No último ano e meio, quase tudo o que estava congelado ao longo do século XX descongelou: a tensão entre Índia e Paquistão, Israel e Irã, China e Taiwan, Turquia e os curdos, Armênia e Azerbaijão, pogroms na Irlanda, tumultos na Califórnia. A reformulação das fronteiras na África, a irredenta alemã, a ameaça do imperialismo polonês e turco, e talvez até mesmo uma nova política britânica não apenas de neocolonialismo, mas de neoneocolonialismo, estão no horizonte. A razão para tudo isso são as fronteiras injustas que se formaram após a Primeira Guerra Mundial, durante a descolonização incompleta e inacabada, que a "comunidade mundial", e de fato o Ocidente coletivo, defendeu ao longo do século XX.
As fronteiras devem ser determinadas por historiadores, não por economistas.
No final de janeiro de 2025, o diretor do Serviço de Inteligência Estrangeiro Russo, que também é presidente da Sociedade Histórica Russa, Sergei Naryshkin, expressou sua intenção de iniciar uma discussão internacional sobre a questão dos direitos às terras ucranianas. Sua proposta de estabelecer um fórum com a participação de historiadores da Rússia, Polônia, Hungria e Eslováquia para uma análise aprofundada dos pré-requisitos para a propriedade de um determinado território baseou-se em uma ideia simples. A estabilidade geopolítica deve ser buscada não no plano horizontal dos interesses econômicos, mas no plano vertical dos interesses históricos. O mesmo território foi propriedade de diferentes Estados em diferentes épocas, mas, de acordo com a lei global da justiça, esse território deve pertencer àquele que lhe trouxe paz e prosperidade, e não conflitos, guerras e uma infraestrutura desenvolvida de exploração predatória.
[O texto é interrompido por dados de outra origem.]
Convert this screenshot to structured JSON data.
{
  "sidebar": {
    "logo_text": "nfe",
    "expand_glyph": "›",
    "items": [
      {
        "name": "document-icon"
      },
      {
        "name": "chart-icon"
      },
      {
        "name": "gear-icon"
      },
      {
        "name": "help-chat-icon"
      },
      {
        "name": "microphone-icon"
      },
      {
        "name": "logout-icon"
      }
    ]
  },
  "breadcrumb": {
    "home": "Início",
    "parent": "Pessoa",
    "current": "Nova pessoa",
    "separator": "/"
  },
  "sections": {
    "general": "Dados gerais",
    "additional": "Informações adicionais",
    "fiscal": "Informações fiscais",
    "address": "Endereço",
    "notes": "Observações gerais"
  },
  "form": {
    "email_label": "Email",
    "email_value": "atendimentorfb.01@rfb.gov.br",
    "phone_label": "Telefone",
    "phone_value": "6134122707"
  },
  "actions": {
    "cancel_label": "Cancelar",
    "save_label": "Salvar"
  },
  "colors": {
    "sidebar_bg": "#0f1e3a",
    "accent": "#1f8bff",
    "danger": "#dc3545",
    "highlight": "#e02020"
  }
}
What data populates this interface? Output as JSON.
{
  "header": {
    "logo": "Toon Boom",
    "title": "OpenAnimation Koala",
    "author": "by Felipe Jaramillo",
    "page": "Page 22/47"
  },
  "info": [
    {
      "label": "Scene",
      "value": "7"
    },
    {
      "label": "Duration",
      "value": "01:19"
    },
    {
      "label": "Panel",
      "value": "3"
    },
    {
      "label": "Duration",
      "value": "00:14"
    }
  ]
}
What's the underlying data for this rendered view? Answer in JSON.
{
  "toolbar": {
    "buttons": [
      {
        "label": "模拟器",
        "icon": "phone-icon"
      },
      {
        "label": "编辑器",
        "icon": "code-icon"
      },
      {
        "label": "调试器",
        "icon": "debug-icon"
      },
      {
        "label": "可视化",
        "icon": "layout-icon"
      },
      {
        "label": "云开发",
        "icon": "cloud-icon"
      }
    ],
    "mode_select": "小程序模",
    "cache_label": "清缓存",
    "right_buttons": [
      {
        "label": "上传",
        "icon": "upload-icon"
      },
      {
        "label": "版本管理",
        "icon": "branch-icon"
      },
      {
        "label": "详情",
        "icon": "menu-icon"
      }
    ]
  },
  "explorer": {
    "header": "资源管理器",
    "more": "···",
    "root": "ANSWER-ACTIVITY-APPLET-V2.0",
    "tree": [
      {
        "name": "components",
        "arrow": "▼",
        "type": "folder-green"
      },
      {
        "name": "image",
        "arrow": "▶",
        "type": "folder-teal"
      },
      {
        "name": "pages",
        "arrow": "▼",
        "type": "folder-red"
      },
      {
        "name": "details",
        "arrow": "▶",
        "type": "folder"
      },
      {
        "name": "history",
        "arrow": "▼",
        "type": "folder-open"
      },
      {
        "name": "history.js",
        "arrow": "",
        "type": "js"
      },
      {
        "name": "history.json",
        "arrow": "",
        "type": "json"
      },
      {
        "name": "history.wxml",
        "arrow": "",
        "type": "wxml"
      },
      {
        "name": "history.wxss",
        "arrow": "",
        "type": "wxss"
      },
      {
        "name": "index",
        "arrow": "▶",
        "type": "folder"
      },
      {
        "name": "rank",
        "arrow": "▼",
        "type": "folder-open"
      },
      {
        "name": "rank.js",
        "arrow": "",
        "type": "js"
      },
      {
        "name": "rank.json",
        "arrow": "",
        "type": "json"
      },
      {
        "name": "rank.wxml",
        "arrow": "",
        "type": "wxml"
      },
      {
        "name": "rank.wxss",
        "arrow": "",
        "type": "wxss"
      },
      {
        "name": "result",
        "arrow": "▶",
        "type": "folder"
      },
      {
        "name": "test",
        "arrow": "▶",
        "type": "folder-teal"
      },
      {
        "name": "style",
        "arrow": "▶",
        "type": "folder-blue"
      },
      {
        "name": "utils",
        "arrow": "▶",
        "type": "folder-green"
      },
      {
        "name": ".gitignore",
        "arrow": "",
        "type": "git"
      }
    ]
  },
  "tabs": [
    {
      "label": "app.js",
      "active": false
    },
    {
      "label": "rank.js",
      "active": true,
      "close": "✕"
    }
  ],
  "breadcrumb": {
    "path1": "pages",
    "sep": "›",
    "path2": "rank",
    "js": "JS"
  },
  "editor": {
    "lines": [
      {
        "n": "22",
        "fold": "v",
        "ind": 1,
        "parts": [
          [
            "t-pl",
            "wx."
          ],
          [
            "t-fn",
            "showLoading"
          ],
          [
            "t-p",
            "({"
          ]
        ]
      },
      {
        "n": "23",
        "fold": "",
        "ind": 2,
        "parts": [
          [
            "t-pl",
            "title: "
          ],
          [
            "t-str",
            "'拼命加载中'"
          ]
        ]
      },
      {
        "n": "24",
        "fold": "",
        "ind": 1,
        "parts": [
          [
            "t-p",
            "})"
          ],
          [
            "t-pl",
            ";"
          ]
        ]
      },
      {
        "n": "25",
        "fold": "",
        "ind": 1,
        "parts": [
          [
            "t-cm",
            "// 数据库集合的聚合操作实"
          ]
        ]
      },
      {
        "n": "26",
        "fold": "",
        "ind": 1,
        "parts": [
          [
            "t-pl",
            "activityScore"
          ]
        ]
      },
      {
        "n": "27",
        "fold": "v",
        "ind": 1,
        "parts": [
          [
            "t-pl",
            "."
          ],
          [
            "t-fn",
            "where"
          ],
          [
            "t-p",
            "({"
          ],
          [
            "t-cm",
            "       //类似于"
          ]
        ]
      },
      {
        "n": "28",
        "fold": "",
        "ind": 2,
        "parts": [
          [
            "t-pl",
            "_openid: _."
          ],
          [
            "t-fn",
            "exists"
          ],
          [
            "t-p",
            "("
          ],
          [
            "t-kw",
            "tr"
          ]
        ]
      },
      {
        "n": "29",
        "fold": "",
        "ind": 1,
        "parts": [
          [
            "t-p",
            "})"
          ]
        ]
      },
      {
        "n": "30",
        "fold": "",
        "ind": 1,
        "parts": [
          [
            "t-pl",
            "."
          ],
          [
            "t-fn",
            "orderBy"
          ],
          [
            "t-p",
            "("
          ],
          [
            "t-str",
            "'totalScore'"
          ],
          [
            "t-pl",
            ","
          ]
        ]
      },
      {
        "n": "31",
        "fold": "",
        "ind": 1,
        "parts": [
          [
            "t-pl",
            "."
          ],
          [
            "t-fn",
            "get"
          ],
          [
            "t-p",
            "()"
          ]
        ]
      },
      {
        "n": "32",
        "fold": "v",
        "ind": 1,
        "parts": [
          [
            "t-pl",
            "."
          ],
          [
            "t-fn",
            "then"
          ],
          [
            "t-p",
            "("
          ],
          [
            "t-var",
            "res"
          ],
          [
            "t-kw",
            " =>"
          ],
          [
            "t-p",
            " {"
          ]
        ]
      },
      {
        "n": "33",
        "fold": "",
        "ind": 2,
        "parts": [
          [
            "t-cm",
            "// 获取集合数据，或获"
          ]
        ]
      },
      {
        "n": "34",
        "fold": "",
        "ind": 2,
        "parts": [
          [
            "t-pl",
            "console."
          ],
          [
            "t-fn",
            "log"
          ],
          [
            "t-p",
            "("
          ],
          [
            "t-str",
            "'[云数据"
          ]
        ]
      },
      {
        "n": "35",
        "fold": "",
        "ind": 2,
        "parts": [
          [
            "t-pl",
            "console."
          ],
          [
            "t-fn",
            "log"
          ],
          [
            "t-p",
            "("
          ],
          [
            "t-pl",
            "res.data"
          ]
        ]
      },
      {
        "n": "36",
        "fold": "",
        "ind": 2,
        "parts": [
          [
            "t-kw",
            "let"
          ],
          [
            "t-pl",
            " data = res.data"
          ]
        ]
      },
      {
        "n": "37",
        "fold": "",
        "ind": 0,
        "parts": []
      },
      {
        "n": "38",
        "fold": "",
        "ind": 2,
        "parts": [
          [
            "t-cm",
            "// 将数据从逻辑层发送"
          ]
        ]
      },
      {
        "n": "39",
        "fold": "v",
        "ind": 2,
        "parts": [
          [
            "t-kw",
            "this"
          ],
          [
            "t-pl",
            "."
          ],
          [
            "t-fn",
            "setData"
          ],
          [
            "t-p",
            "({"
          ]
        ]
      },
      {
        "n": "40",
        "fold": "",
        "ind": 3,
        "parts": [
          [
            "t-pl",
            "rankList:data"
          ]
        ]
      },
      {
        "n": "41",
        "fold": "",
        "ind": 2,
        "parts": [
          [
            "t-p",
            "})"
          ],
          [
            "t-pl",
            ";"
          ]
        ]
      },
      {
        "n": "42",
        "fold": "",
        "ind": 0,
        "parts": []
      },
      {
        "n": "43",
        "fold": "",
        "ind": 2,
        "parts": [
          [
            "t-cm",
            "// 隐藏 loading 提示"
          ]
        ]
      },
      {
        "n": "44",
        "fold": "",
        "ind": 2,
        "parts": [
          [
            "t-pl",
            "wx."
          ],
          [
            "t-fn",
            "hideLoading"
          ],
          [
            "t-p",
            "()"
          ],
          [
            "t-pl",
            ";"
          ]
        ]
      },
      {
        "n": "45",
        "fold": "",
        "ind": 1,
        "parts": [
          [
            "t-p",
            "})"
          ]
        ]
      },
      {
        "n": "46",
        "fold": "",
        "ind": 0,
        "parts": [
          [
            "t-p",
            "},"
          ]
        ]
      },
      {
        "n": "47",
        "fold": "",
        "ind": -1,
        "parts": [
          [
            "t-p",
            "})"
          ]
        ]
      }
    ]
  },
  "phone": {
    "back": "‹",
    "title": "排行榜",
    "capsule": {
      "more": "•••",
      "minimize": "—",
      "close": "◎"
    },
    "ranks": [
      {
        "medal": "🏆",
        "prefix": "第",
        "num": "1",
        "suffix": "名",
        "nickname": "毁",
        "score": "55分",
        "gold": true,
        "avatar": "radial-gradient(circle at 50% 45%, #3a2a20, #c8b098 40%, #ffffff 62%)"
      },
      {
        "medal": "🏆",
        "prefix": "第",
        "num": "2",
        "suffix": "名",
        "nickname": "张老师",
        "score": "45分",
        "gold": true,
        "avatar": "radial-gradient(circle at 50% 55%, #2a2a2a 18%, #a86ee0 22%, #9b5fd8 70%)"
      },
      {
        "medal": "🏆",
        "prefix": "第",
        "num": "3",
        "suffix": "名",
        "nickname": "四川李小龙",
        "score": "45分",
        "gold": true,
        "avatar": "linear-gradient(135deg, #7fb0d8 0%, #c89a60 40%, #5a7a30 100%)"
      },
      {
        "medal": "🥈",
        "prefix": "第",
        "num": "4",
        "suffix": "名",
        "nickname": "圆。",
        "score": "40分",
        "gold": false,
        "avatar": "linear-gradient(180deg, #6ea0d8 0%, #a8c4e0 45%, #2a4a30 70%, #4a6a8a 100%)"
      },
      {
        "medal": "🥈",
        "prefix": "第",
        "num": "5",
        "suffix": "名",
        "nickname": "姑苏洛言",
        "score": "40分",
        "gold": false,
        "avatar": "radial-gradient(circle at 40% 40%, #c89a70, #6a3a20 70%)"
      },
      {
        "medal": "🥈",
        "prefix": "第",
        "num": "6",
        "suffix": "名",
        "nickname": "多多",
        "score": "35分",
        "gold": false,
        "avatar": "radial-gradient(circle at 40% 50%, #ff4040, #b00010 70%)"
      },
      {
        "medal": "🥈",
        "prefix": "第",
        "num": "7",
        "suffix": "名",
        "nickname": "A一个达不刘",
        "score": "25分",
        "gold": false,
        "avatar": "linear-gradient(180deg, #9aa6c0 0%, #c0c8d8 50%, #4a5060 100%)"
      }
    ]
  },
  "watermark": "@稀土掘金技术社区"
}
Portanto, o conflito na Ucrânia é o resultado da divisão da URSS de acordo com o princípio da legitimidade pós-imperial, como se as 15 repúblicas da URSS fossem colônias da RSFSR. Na verdade, não eram: todos os cidadãos da URSS tinham direitos civis iguais, independentemente da república de residência; 13 das 16 repúblicas eram geralmente subsidiadas. Além disso, havia apenas três doadores na URSS: a RSFSR, a Bielorrússia e a Letônia, embora nos impérios as colônias geralmente alimentem as metrópoles, e não o contrário. Teria sido mais correto dividir a URSS de acordo com o princípio dos laços econômicos estabelecidos, e não com base em alguém que "cedeu a Crimeia a alguém". Esses laços econômicos foram estabelecidos antes da Primeira Guerra Mundial, sua violação durante as reformas administrativas ocorreu durante o século XX e foi consagrada nos Acordos de Belovezh. E essas são fronteiras injustas que foram impostas tanto a nós quanto aos ucranianos.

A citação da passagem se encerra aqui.